Россия - самая государственная и самая бюрократическая
страна в мире; все в России превращается в орудие политики. Русский народ
создал могущественнейшее в мире государство, величайшую империю. С Ивана Калиты
последовательно и упорно собиралась Россия и достигла размеров, потрясающих воображение
всех народов мира. Силы народа, о котором не без основания думают, что он
устремлен к внутренней духовной жизни, отдаются колоссу государственности,
превращающему все в свое орудие. Интересы созидания, поддержания и охранения
огромного государства занимают совершенно исключительное и подавляющее место в
русской истории. Почти не оставалось сил у русского народа для свободной
творческой жизни, вся кровь шла на укрепление и защиту государства. Классы и
сословия слабо были развиты и не играли той роли, какую играли в истории
западных стран. Личность была придавлена огромными размерами государства,
предъявлявшего непосильные требования. Бюрократия развилась до размеров
чудовищных. Русская государственность занимала положение сторожевое и
оборонительное. Она выковывалась в борьбе с татарщиной, в смутную эпоху, в
иноземные нашествия.
И она превратилась в самодовлеющее отвлеченное начало; она живет
своей собственной жизнью, по своему закону, не хочет быть подчиненной функцией народной
жизни. Эта особенность русской истории наложила на русскую жизнь печать
безрадостности и придавленности. Невозможна была свободная игра творческих сил
человека. Власть бюрократии в русской жизни была внутренним нашествием
неметчины. Неметчина как-то органически вошла в русскую государственность и
владела женственной и пассивной русской стихией. Земля русская не того приняла
за своего суженого, ошиблась в женихе. Великие жертвы понес русский народ для
создания русского государства, много крови пролил, но сам остался безвластным в
своем необъятном государстве. Чужд русскому народу империализм в западном и
буржуазном смысле слова, но он покорно отдавал свои силы на создание
империализма, в котором сердце его не было заинтересовано. Здесь скрыта тайна
русской истории и русской души.
Никакая философия истории, славянофильская или
западническая, не разгадала еще, почему самый безгосударственный народ создал
такую огромную и могущественную государственность, почему самый анархический
народ так покорен бюрократии, почему свободный духом народ как будто бы не
хочет свободной жизни? Эта тайна связана с особенным соотношением женственного
и мужественного начала в русском народном характере. Та же антиномичность проходит
через все русской бытие.
Таинственное противоречие есть в отношении России и русского
сознания к национальности. Это - вторая антиномия, не меньшая по значению, чем отношение
к государству. Россия - самая не шовинистическая страна в мире.

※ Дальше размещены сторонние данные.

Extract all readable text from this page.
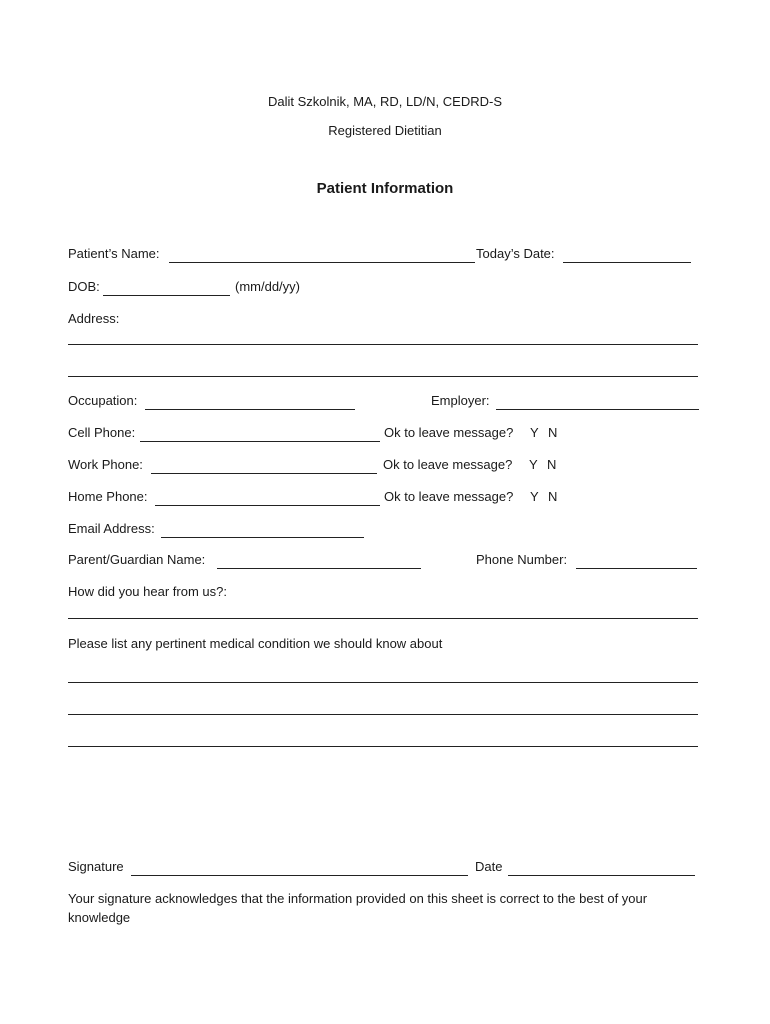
Dalit Szkolnik, MA, RD, LD/N, CEDRD-S
Registered Dietitian
Patient Information
Patient’s Name:	Today’s Date:
DOB:	(mm/dd/yy)
Address:
Occupation:	Employer:
Cell Phone:	Ok to leave message? Y N
Work Phone:	Ok to leave message? Y N
Home Phone:	Ok to leave message? Y N
Email Address:
Parent/Guardian Name:	Phone Number:
How did you hear from us?:
Please list any pertinent medical condition we should know about
Signature	Date
Your signature acknowledges that the information provided on this sheet is correct to the best of your knowledge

Национализм у нас всегда производит впечатление чего-то
нерусского, наносного, какой-то неметчины. Немцы, англичане, французы -
шовинисты и националисты в массе, они полны национальной самоуверенности и самодовольства.

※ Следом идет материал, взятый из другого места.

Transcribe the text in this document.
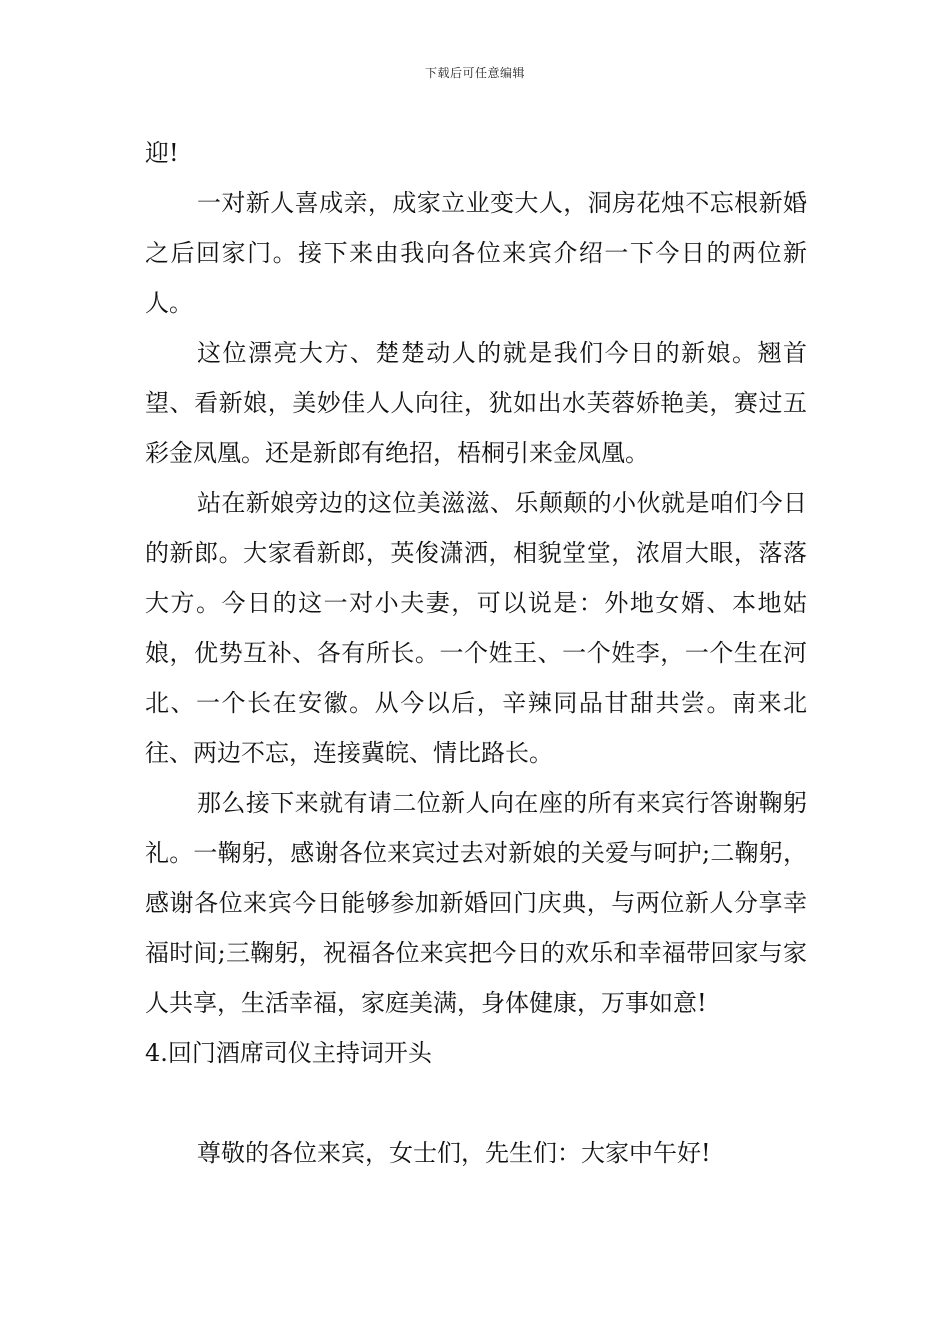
下载后可任意编辑

迎!

一对新人喜成亲，成家立业变大人，洞房花烛不忘根新婚之后回家门。接下来由我向各位来宾介绍一下今日的两位新人。

这位漂亮大方、楚楚动人的就是我们今日的新娘。翘首望、看新娘，美妙佳人人向往，犹如出水芙蓉娇艳美，赛过五彩金凤凰。还是新郎有绝招，梧桐引来金凤凰。

站在新娘旁边的这位美滋滋、乐颠颠的小伙就是咱们今日的新郎。大家看新郎，英俊潇洒，相貌堂堂，浓眉大眼，落落大方。今日的这一对小夫妻，可以说是：外地女婿、本地姑娘，优势互补、各有所长。一个姓王、一个姓李，一个生在河北、一个长在安徽。从今以后，辛辣同品甘甜共尝。南来北往、两边不忘，连接冀皖、情比路长。

那么接下来就有请二位新人向在座的所有来宾行答谢鞠躬礼。一鞠躬，感谢各位来宾过去对新娘的关爱与呵护;二鞠躬，感谢各位来宾今日能够参加新婚回门庆典，与两位新人分享幸福时间;三鞠躬，祝福各位来宾把今日的欢乐和幸福带回家与家人共享，生活幸福，家庭美满，身体健康，万事如意!

4.回门酒席司仪主持词开头

尊敬的各位来宾，女士们，先生们：大家中午好!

Русские почти стыдятся того, что они русские; им чужда национальная гордость и
часто даже - увы! - чуждо национальное достоинство.
Русскому народу совсем не свойственен агрессивный
национализм, наклонности насильственной русификации. Русский не выдвигается, не
выставляется, не презирает других. В русской стихии поистине есть какое-то
национальное бескорыстие, жертвенность, неведомая западным народам. Русская
интеллигенция всегда с отвращением относилась к национализму и гнушалась им,
как нечистью.
Она исповедовала исключительно сверхнациональные идеалы. И
как ни поверхностны, как ни банальны были космополитические доктрины
интеллигенции, в них все-таки хоть искаженно, но отражался сверхнациональный, всечеловеческий
дух русского народа. Интеллигенты-отщепенцы в известном смысле были более
национальны, чем наши буржуазные националисты, по выражению лица своего похожие
на буржуазных националистов всех стран.
Человек иного, не интеллигентского духа - национальный гений
Лев Толстой - был поистине русским в своей религиозной жажде преодолеть всякую национальную
ограниченность, всякую тяжесть национальной плоти. И славянофилы не были
националистами в обычном смысле этого слова. Они хотели верить, что в русском
народе живет всечеловеческий христианский дух, и они возносили русский народ за
его смирение. Достоевский прямо провозгласил, что русский человек - всечеловек,
что дух России - вселенский дух, и миссию России он понимал не так, как ее
понимают националисты. Национализм новейшей формации есть несомненно
европеизация России, консервативное западничество на русской почве. И Катков,
идеолог национализма, был западником, никогда не был выразителем русского
народного духа. Катков был апологетом и рабом какой-то чуждой
государственности, какого-то "отвлеченного начала".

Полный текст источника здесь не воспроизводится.